O Brasil tem uma das agriculturas mais competitivas do mundo, com boas condições climáticas, solo fértil, terras relativamente baratas e grande produtividade, graças à tecnologia e às melhorias genéticas desenvolvidas nas últimas décadas. Mas isso não significa, necessariamente, que o consumidor se beneficie de alimentos mais baratos. Graças a uma elevada carga tributária, com taxas que incidem em cascata em toda a cadeia, o brasileiro paga de 11% a 36% de impostos sobre os alimentos da cesta básica. Faz sentido? Não.

Na maioria dos países europeus e nos Estados Unidos, alimentos básicos não têm tributação. No Brasil, apenas a alíquota do Imposto sobre Circulação de Mercadorias e Serviços (ICMS), cobrada pelos Estados, é de 16,9% em média, o que representa 12,2% do preço ao consumidor (incluindo alimentos in natura, os processados e os consumidos fora de casa). Nos Estados Unidos, o imposto médio sobre o consumo de comida é de 0,7%, e 34 dos 50 Estados não cobram imposto sobre esse tipo de produto. Nos dez maiores países da Europa, as alíquotas variam de zero, como é o caso do Reino Unido, a 10%, na Áustria. “A médio e longo prazos, se os impostos caírem, o consumo das famílias pode aumentar”, diz o professor da Fundação Getúlio Vargas (FGV), do Rio de Janeiro, Mauro Lopes. Um estudo feito pela FGV, a pedido da Federação das Indústrias do Estado de São Paulo (Fiesp) em 2008, mostrou que a redução para zero das alíquotas do ICMS diminuiria em até 7% o preço dos alimentos. Pelos cálculos da FGV, se o ICMS fosse zerado, o impacto dos impostos sobre o consumo total das famílias cairia de 2,2% para 0,9%, em média, e de 3,1% para 1,2% para as famílias com renda inferior a R$ 1 mil (em valores de outubro de 2008).

Aos poucos, e num ritmo bem mais lento do que os produtores reivindicam, o governo vem desonerando os alimentos de PIS/ Cofins (alíquota de 9,25% sobre o faturamento). Em 2004, foi zerado o tributo sobre arroz, feijão e leite. Em 2008, foi a vez da farinha de trigo e do pão, e, em maio deste ano, aves e suínos também foram isentos do imposto. O próximo da lista deve ser o café e, possivelmente, o macarrão, caso o governo ceda à pressão dos fabricantes de massas, que querem incluir o produto na cesta básica.
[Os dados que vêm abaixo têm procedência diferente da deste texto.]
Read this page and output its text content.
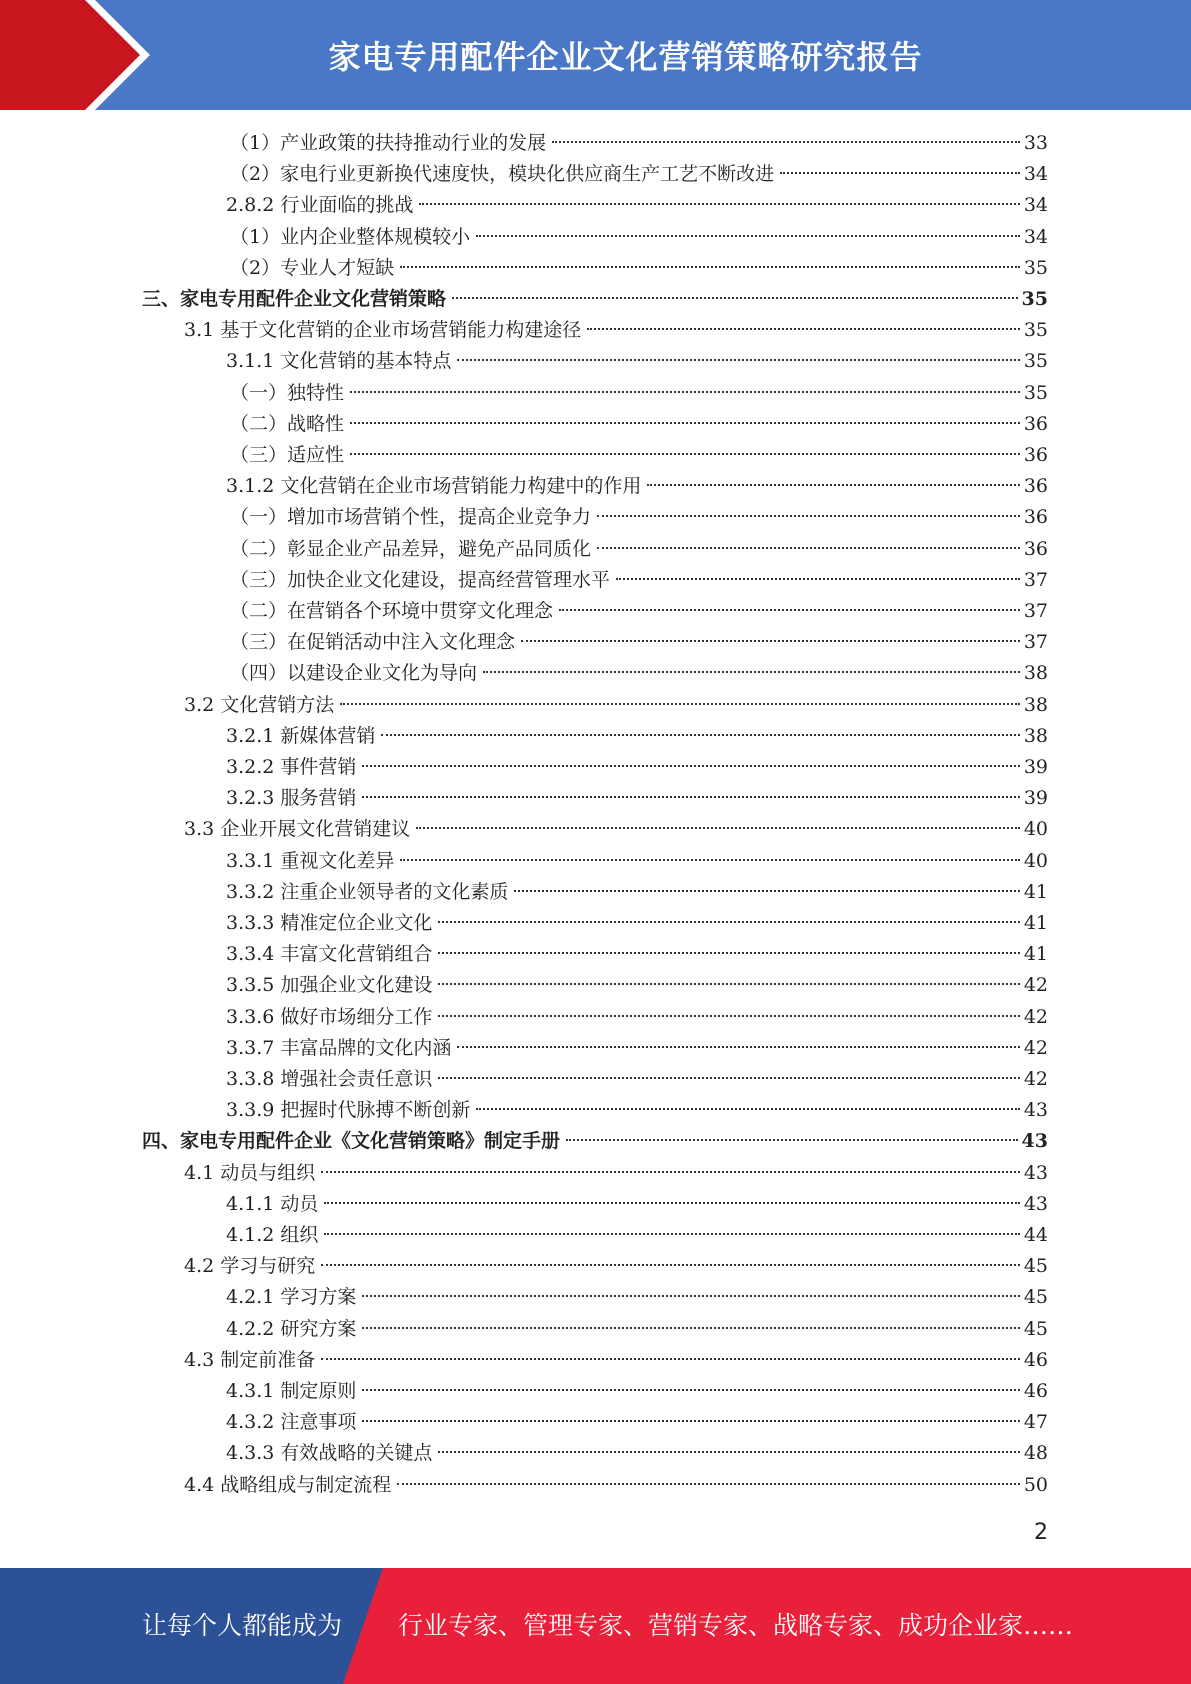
家电专用配件企业文化营销策略研究报告
（1）产业政策的扶持推动行业的发展	33
（2）家电行业更新换代速度快，模块化供应商生产工艺不断改进	34
2.8.2 行业面临的挑战	34
（1）业内企业整体规模较小	34
（2）专业人才短缺	35
三、家电专用配件企业文化营销策略	35
3.1 基于文化营销的企业市场营销能力构建途径	35
3.1.1 文化营销的基本特点	35
（一）独特性	35
（二）战略性	36
（三）适应性	36
3.1.2 文化营销在企业市场营销能力构建中的作用	36
（一）增加市场营销个性，提高企业竞争力	36
（二）彰显企业产品差异，避免产品同质化	36
（三）加快企业文化建设，提高经营管理水平	37
（二）在营销各个环境中贯穿文化理念	37
（三）在促销活动中注入文化理念	37
（四）以建设企业文化为导向	38
3.2 文化营销方法	38
3.2.1 新媒体营销	38
3.2.2 事件营销	39
3.2.3 服务营销	39
3.3 企业开展文化营销建议	40
3.3.1 重视文化差异	40
3.3.2 注重企业领导者的文化素质	41
3.3.3 精准定位企业文化	41
3.3.4 丰富文化营销组合	41
3.3.5 加强企业文化建设	42
3.3.6 做好市场细分工作	42
3.3.7 丰富品牌的文化内涵	42
3.3.8 增强社会责任意识	42
3.3.9 把握时代脉搏不断创新	43
四、家电专用配件企业《文化营销策略》制定手册	43
4.1 动员与组织	43
4.1.1 动员	43
4.1.2 组织	44
4.2 学习与研究	45
4.2.1 学习方案	45
4.2.2 研究方案	45
4.3 制定前准备	46
4.3.1 制定原则	46
4.3.2 注意事项	47
4.3.3 有效战略的关键点	48
4.4 战略组成与制定流程	50
2
让每个人都能成为 行业专家、管理专家、营销专家、战略专家、成功企业家……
Acordo: “Não quero me comprometer com a alíquota”, diz Barbosa, do Ministério da Fazenda

No caso do arroz, embora o consumo venha caindo no País nos últimos anos, por causa da mudança de hábitos alimentares, com o aumento dos fast-food, o preço caiu no período seguinte à redução do imposto. Na capital paulista, o quilo do grão passou de R$ 1,75, em julho de 2004, para R$ 1,33, um ano depois, conforme dados do Departamento Intersindical de Estatística e Estudos Socioeconômicos (Dieese). Os produtores de arroz reconhecem que a queda do PIS/Cofins ajudou a reduzir o preço, mas lembram que o tributo ainda incide de forma indireta, em fertilizantes e máquinas utilizadas no beneficiamento e na embalagem. “Se o arroz ainda pagasse esses impostos, com certeza o preço seria muito maior”, analisa o diretor comercial do Instituto Riograndense do Arroz (Irga), Rubens Silveira.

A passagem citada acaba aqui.